The integrity of an election lies in its independence from any formal elected office, but dates and time of the CUSA election were set before the CEO was hired.
The CEO and DEOs are responsible for writing and presenting the Writ of Election, but they were hired after this document’s creation and distribution. The writ’s dates were decided by the CEO before being ratified by council, violating CUSA’s electoral code.
CUSA council, the governing body of the entire association, was not directly informed that the hiring of the CEO and DEOs was open. Under CUSA’s hiring policy, written notice for any paid position opening is required to be given to Council.
Though the CEO and DEO job postings were put on the CUSA website, the website was sporadically offline over November and December. While public announcements were made for the CEO and DEO openings on CUSA’s social media feeds, many students may not have seen this posting.
The group, established to search for the CEO and DEOs, violated CUSA’s policies for hiring new staff.

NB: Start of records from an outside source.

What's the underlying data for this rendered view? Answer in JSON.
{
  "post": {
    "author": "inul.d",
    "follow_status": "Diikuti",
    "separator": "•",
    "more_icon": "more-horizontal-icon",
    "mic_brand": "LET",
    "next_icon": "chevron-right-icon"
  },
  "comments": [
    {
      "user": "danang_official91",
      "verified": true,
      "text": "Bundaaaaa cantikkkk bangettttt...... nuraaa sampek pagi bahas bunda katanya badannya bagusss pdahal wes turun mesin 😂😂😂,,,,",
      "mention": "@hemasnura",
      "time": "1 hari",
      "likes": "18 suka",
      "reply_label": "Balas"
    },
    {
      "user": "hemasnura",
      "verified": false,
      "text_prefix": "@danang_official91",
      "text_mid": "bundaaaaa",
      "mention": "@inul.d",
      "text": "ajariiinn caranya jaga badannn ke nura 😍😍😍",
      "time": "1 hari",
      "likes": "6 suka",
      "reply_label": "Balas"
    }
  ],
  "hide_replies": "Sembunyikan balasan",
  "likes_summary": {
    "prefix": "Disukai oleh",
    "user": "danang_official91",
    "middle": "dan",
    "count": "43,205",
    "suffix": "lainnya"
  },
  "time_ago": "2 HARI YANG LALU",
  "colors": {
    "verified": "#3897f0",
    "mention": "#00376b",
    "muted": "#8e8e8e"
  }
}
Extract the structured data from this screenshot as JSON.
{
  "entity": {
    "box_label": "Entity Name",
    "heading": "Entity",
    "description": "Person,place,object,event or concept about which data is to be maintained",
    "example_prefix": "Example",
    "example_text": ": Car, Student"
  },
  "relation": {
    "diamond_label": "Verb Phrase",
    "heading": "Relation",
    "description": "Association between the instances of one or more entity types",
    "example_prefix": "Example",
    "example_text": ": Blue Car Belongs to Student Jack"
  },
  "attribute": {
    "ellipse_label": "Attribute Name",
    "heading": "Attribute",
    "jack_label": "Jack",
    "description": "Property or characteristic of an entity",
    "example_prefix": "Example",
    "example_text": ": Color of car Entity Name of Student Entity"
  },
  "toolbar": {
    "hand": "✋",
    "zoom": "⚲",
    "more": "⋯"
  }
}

The composition of any CUSA hiring board is supposed to be executives, a councillor selected at random, and community members at large. The board for the CEO composed of president Folarin Odunayo and two people he hand-selected.
The hiring board is supposed to have balanced perspectives to ensure accountability and transparency in the hiring process. Hand-picking who sits on the board means that everyone could have the same perspective on what makes a good elections officer.
Once the CEO and DEOs were hired, CUSA violated its electoral code again. Under section 2.2 of the code, at least three candidates for each position must be considered and voted on by CUSA council, but the CUSA hiring board only presented its top choices.
CUSA has more students involved to make sure elections are fair and transparent through the electoral review board. The electoral review board oversees elections complaints and appeals throughout the election. Any undergraduate student can be elected to this board.
These students are supposed to be independent from any candidate running in the election and able to exercise sound judgement to whether the electoral code is being followed or not.
Openings for this board were only distributed to councillors 48 hours before the students needed to be selected and were not made public anywhere by CUSA.
Unless a student knows a councillor or executive, there is little chance they could have known about the openings. All of the people who were selected to be on the review board were nominated by Odunayo. Interpret that however you want.
You might not care about CUSA or elections on the whole, but if CUSA can’t even set up a proper election how can we expect our association to do anything at all for students? CUSA needs to change. That first change needs to be following its own bylaws and policies.